Consistent with the RCT, a significant reduction in HF signs and symptoms was also found in the ARNI group compared to the standard treatment group. While there was a trend toward a greater reduction in NT-proBNP, this did not reach statistical significance. This was partly due to significant missing data in our cohort since the measurement of NT-proBNP was sporadically implemented, which represented a variation in practice among clinicians. The changes in biochemical markers were all consistent with the known effects of ARNI. We observed that the increase in serum creatinine was significantly lower in the ARNI group. This renal outcome parallels the results from PARADIGM-HF and PARAGON-HF, which was conducted in HF patients with a preserved EF [6, 21]. ARNI has been shown to effectively preserve renal function in several studies, with possible mechanisms of antioxidant, anti-inflammatory, and antifibrotic effects through NP activation in the kidneys [22]. However, the higher incidence of CKD in the standard treatment group at baseline might partly contribute to this difference. Therefore, readers should be cautioned when interpreting this finding. As expected, hypotension was significantly higher in ARNI, especially symptomatic orthostatic hypotension. Despite the lack of a run-in period in real-world practice, angioedema was not found in any case in either arm. In terms of drug titration, patients in both groups were equally titrated to the maximum dose. These findings confirm the safety and tolerability profile of ARNI in patients with HFrEF in Thailand.

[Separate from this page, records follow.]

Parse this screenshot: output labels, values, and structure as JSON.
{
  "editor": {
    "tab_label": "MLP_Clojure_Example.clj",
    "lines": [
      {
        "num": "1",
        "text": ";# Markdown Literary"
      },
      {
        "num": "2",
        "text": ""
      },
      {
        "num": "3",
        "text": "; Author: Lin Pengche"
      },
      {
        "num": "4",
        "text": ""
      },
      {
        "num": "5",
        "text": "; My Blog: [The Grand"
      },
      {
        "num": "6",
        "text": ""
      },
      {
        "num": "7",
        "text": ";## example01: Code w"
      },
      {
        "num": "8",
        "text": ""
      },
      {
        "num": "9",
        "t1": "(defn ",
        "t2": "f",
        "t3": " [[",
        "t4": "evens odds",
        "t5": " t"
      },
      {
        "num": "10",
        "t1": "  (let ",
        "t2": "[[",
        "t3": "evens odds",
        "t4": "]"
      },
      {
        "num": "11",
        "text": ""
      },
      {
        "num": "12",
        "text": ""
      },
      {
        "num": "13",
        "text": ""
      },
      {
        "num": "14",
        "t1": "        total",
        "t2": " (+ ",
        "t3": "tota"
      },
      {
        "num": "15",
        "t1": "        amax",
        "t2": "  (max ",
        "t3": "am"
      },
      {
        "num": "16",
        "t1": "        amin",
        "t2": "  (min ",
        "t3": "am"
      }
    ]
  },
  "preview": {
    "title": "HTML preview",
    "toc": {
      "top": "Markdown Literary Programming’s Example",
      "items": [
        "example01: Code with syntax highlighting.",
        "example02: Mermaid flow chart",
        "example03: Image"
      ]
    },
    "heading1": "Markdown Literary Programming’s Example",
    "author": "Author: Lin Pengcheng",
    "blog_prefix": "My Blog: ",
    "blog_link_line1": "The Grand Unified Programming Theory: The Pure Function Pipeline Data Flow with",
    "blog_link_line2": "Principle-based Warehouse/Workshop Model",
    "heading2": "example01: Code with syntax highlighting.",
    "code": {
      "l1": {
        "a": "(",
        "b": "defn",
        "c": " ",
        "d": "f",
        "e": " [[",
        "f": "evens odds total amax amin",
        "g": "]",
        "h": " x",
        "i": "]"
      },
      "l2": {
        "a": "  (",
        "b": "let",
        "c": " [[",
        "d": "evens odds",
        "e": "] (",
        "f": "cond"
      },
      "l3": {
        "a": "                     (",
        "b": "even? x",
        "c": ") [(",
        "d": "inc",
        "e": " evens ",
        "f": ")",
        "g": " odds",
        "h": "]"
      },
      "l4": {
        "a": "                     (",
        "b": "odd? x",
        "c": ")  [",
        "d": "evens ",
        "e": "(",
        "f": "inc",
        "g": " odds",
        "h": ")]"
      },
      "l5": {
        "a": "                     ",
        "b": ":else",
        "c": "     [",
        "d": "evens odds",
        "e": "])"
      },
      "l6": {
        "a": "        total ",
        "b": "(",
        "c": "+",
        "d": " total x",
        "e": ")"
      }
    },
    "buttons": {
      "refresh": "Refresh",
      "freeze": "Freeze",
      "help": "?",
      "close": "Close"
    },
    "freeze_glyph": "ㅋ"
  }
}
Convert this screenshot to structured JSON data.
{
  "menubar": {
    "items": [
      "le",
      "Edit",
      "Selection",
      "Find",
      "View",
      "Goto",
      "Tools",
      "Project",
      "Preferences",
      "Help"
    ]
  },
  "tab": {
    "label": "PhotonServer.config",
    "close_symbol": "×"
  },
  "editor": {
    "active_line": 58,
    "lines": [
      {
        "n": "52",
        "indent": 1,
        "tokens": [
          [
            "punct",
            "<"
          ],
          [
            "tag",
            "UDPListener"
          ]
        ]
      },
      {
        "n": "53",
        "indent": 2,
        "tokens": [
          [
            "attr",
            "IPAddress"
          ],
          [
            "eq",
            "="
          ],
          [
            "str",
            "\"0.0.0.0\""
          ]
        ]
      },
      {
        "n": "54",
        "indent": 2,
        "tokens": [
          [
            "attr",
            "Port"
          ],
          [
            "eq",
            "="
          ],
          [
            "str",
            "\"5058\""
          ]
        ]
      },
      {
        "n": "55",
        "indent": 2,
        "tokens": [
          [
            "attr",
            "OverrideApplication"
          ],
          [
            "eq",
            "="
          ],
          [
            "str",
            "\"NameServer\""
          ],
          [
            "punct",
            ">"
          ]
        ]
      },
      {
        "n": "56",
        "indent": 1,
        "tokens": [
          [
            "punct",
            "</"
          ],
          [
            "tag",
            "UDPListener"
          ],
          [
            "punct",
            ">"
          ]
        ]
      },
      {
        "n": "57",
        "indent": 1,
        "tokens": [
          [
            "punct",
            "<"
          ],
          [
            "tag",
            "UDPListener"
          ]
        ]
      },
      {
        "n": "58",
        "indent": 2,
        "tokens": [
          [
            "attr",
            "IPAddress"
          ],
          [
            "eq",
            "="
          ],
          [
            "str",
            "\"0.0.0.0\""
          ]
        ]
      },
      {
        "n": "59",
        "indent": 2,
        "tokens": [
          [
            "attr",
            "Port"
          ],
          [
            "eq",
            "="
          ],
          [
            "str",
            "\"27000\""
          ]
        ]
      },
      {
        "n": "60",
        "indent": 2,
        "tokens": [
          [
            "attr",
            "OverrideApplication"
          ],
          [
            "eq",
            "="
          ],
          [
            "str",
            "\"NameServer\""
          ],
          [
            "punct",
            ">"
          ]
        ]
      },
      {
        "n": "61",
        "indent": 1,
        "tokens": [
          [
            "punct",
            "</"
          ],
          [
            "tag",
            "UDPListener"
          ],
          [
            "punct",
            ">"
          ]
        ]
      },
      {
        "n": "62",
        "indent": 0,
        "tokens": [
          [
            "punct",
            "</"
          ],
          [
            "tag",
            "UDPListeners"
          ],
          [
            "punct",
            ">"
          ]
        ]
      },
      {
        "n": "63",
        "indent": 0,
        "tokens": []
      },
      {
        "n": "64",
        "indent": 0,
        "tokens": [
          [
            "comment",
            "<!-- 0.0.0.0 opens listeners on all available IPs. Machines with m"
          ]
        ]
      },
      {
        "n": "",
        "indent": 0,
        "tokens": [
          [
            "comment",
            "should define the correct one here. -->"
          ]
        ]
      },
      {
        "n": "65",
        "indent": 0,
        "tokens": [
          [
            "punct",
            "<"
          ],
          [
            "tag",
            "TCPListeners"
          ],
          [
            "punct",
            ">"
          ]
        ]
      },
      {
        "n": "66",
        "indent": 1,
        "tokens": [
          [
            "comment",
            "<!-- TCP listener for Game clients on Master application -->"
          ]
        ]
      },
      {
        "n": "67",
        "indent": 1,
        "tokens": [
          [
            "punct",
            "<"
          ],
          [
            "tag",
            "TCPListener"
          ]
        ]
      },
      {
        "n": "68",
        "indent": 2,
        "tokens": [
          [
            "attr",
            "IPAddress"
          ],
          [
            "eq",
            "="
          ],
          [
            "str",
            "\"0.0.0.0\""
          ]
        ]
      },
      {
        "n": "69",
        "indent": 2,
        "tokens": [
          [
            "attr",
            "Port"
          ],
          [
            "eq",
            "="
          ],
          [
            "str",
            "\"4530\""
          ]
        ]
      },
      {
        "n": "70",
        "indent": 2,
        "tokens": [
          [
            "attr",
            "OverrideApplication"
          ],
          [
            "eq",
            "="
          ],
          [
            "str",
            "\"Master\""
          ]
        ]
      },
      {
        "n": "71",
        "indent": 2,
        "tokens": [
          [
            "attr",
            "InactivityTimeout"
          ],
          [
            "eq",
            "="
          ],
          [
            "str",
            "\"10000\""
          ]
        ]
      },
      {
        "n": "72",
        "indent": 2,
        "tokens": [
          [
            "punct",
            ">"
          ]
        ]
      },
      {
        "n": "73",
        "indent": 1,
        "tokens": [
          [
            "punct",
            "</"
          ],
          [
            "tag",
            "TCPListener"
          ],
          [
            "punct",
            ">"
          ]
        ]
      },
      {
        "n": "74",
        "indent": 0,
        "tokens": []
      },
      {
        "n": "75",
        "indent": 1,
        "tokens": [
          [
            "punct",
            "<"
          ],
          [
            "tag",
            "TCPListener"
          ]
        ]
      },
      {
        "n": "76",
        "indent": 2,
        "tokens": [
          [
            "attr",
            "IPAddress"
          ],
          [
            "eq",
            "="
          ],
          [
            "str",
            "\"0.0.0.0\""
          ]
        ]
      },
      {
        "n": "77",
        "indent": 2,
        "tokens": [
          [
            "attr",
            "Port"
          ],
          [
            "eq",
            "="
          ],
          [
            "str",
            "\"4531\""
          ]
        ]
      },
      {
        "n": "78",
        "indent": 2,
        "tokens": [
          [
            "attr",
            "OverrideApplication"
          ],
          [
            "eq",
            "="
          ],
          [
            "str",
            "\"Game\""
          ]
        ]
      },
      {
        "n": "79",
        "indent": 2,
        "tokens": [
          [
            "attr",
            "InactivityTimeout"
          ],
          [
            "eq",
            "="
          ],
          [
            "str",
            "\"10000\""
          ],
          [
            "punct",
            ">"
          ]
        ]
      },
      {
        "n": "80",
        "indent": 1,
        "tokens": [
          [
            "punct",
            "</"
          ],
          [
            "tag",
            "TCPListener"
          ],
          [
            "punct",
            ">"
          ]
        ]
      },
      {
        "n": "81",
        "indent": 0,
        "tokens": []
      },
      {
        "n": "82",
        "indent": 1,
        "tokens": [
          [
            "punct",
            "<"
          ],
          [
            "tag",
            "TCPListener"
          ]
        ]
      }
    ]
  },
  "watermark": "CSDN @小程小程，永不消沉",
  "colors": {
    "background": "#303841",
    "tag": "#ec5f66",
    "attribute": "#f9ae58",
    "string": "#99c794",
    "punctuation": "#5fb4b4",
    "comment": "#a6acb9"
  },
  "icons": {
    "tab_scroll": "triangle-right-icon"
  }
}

Although our pilot study revealed positive results of ARNI in real-world practice, several limitations need to be addressed. First, this was a small, real-world study with a nonrandomized design and a small number of patients. Additional large, multicenter, real-world studies should be conducted. Second, the short duration of follow-up in this study may lead to an underestimation of the mortality benefit. Therefore, future studies should have longer follow-up times to capture the mortality benefit of ARNI in real-world practice. Third, sodium-glucose cotransporter-2 (SGLT-2) inhibitors had not been approved for the treatment of HFrEF at the time of the study. Therefore, the usage of SGLT-2 inhibitors was not included in our analysis. Fourth, missing data for some secondary efficacy outcomes were significant due to the retrospective nature of the analysis. However, significant missing data occurred only among some secondary outcomes that were not strongly associated with the primary outcome. Fifth, all patients who were diagnosed with HF and followed-up at the study site during January 2015 to December 2019 were included based on the inclusion criteria. As a result, our study population contained both newly diagnosed cases and those with established disease. Finally, due to the characteristics of this observational study, our findings were susceptible to confounding factors despite our efforts to perform statistical adjustments.